Right now, download Google Earth. Search "Darfur camps."
See the testimonials, the photos, the camps labeled "ok" or "destroyed" (see how the destroyed overwhelms the ok).
See the button for "how to help."
Yes, everyone knows about Darfur. But when a genocide is happening, right now, at this moment people dying or living in terror...we need to see more. We need more national news coverage on Darfur (perhaps in lieu of overcoverage of stories like the mysterious death of a certain actress, may God rest her soul). We need to see. What Google and the Holocaust Museum have done is admirable, even if we say we already "know." Because if we keep knowing, maybe we (yes, each of us) can move our government to do more. We know what can be done. I find it very hard to believe that the international community can't band together and force Omar al-Bashir to accept an intervention. The odds are in our favor. But right now, at this moment, odds do not favor Darfurians.

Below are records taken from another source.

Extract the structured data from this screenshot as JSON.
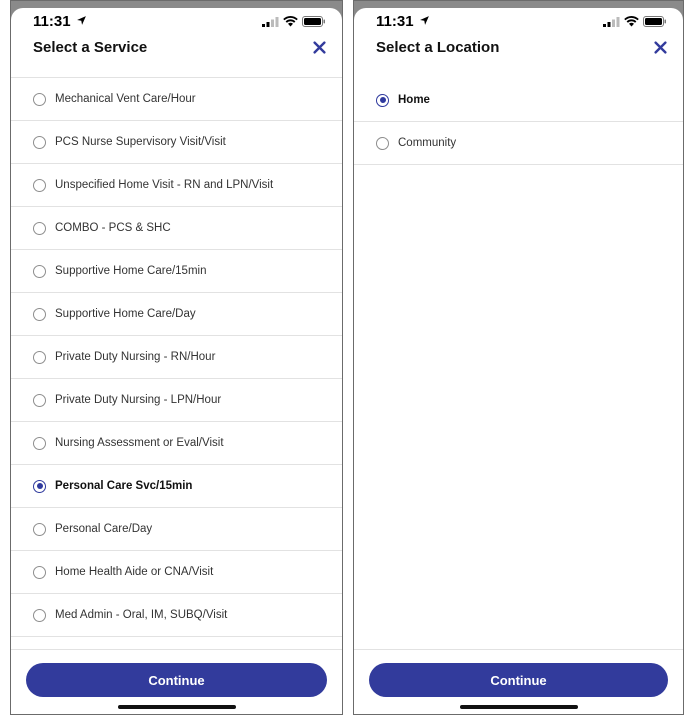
{
  "left_screen": {
    "status_bar": {
      "time": "11:31"
    },
    "title": "Select a Service",
    "services": [
      {
        "label": "Mechanical Vent Care/Hour",
        "selected": false
      },
      {
        "label": "PCS Nurse Supervisory Visit/Visit",
        "selected": false
      },
      {
        "label": "Unspecified Home Visit - RN and LPN/Visit",
        "selected": false
      },
      {
        "label": "COMBO - PCS & SHC",
        "selected": false
      },
      {
        "label": "Supportive Home Care/15min",
        "selected": false
      },
      {
        "label": "Supportive Home Care/Day",
        "selected": false
      },
      {
        "label": "Private Duty Nursing - RN/Hour",
        "selected": false
      },
      {
        "label": "Private Duty Nursing - LPN/Hour",
        "selected": false
      },
      {
        "label": "Nursing Assessment or Eval/Visit",
        "selected": false
      },
      {
        "label": "Personal Care Svc/15min",
        "selected": true
      },
      {
        "label": "Personal Care/Day",
        "selected": false
      },
      {
        "label": "Home Health Aide or CNA/Visit",
        "selected": false
      },
      {
        "label": "Med Admin - Oral, IM, SUBQ/Visit",
        "selected": false
      }
    ],
    "continue_label": "Continue"
  },
  "right_screen": {
    "status_bar": {
      "time": "11:31"
    },
    "title": "Select a Location",
    "locations": [
      {
        "label": "Home",
        "selected": true
      },
      {
        "label": "Community",
        "selected": false
      }
    ],
    "continue_label": "Continue"
  },
  "colors": {
    "accent": "#323b9c",
    "divider": "#e2e2e2",
    "backdrop": "#8a8a8a"
  },
  "icons": [
    "location-arrow-icon",
    "signal-icon",
    "wifi-icon",
    "battery-icon",
    "close-icon",
    "radio-icon"
  ]
}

We mark the 13th anniversary of the Rwandan genocide this month: 800,000 killed in 100 days, a country torn apart. We know the international community could have stopped it, but did nothing. Despite UN Commander Romeo Dallaire's fervent plea for an intervention, the United Nations (at the request of our own country) withdrew its forces in the middle of that April. We didn't act, and so we share the blame.
It's April again. Genocide is happening again. I have no power over policy. I don't pretend to know the best solution. But I do know that we, each of us, can see more and do more.